Your doctor is required to record your living will in your medical file. Additionally, if your doctor determines that life-sustaining treatment or nutrition and hydration should end, your doctor must make a good faith effort using reasonable diligence to contact the people identified in your living will. The people you choose as contacts in your advance directives are given a very specific responsibility if they believe a mistake is being made and that your doctor’s determinations are incorrect or that your intention for withdrawal of treatment aren’t being followed. They have 48 hours to tell the doctor that they disagree with the decision. Within two business days after that, they must file a complaint (a lawsuit) in the probate court in the county which you are located at the time your advance directive is being used. If your contacts do not file the complaint in the probate court, their objection is ignored and your advance directive is followed according to how it is written.

The probate court can overturn the decision of your doctor for the following reasons:

  • You are not in a terminal condition or permanently unconscious.
  • You are able to make informed decisions (in whatever manner) about your health care.
  • You are likely to regain consciousness.
  • The action being taken by your doctors is not authorized by your advance directives.
  • You were not a sound mind or were under undue influence on your advance directives were signed.
  • Your advance directives are legally defective.

Next, you might wonder what happens if the doctor cannot reach the people you’ve asked her to contact. For example, what happens if the people you told your doctor to contact have died? The law provides a priority list of people to contact in this circumstance. In the following order, healthcare professionals must contact: your guardian, your spouse, your adult children, your parents, or your adult siblings (or majority of them). Healthcare professionals must make good faith efforts using reasonable diligence to contact people in that order. They are not allowed to skip between people on the list. Any failure to make contact must be noted in your medical file.

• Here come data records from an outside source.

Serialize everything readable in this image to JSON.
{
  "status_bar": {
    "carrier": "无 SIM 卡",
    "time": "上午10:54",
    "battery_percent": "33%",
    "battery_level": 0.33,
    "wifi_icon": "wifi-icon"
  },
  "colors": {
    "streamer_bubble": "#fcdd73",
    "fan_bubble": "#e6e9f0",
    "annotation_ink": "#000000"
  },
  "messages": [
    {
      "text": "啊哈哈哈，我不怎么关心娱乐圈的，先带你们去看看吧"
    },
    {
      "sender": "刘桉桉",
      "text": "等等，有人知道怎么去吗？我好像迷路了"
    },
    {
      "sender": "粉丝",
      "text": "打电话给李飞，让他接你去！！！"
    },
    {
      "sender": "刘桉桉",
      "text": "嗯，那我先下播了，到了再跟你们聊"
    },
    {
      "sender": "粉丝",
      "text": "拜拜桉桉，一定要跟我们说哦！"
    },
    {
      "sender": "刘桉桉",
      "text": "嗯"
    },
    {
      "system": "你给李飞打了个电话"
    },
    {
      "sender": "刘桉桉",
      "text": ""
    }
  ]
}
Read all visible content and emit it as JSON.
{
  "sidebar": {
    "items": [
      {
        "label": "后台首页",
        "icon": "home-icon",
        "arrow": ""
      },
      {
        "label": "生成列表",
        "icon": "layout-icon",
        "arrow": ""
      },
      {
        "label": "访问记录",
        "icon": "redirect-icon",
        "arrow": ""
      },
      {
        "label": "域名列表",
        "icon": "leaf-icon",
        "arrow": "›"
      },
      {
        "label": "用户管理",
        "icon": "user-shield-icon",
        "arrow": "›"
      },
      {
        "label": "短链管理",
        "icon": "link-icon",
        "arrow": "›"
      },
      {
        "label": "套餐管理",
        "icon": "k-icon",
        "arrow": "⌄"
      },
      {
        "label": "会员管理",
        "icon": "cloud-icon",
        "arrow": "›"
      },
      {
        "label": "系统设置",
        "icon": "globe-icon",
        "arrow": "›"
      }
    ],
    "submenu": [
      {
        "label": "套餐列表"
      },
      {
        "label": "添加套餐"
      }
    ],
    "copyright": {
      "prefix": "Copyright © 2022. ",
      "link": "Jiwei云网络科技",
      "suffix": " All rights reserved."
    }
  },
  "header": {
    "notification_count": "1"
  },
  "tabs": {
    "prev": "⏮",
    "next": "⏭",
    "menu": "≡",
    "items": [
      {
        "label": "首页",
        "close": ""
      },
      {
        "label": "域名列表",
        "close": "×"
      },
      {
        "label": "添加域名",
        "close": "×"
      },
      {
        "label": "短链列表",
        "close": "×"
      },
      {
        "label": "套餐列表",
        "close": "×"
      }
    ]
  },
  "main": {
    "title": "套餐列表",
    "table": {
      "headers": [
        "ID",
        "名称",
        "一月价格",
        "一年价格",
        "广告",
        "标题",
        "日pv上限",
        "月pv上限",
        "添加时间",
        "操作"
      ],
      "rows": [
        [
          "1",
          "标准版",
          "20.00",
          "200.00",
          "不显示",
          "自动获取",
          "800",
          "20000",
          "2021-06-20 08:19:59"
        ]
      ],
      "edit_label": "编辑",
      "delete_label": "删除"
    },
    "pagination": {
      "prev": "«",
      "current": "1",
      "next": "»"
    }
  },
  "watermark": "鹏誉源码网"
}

The priority list of contacts ensures that there is always someone who can oversee your doctor decisions, but that’s not all. The person contacted has a right to object to the decisions made by your healthcare providers, and so does any person who is next in line of priority to that person. So even if the people you name as contacts do not object, other people may have the right to object instead. All objections must be made according to the procedures described above.

It should give you additional peace of mind to know that you may revoke a living will at any time in any way by advising your doctor. You can also advise other people that you want to revoke your living will and tell them to let your doctor know. Your doctor is allowed to rely on what they say. You are not required to put your revocation in writing (although it may be wise to do so).

You can make your intentions about withholding CPR known in your living will. You can also do so by using a bracelet, necklace, or wallet card approved by the Ohio Department of Health. If you have a DNR order using these devices, you can revoke that by destroying the wallet card or removing the necklace or bracelet. If you revoke a living will, it revokes the DNR order contained in that living will.

The decision to let healthcare professionals know in advance that you do not want life-sustaining treatment or CPR is an intensely personal, and sometimes, spiritual decision. It should not be taken lightly. It is a decision that you should discuss with your family members and other advisors. Once you complete your advance directives you should make sure others know. If there is something in your life that causes you to change your mind about withholding life-sustaining treatment, you should make that known others as soon as possible. If instead you are afraid that someone may make a mistake and no one will be there to stop it, you should be sure to name reliable contact people who understand your wishes. In the unlikely event that there is disagreement about withholding life-sustaining treatment, the law gives those people plenty of tools to use to protect your interests.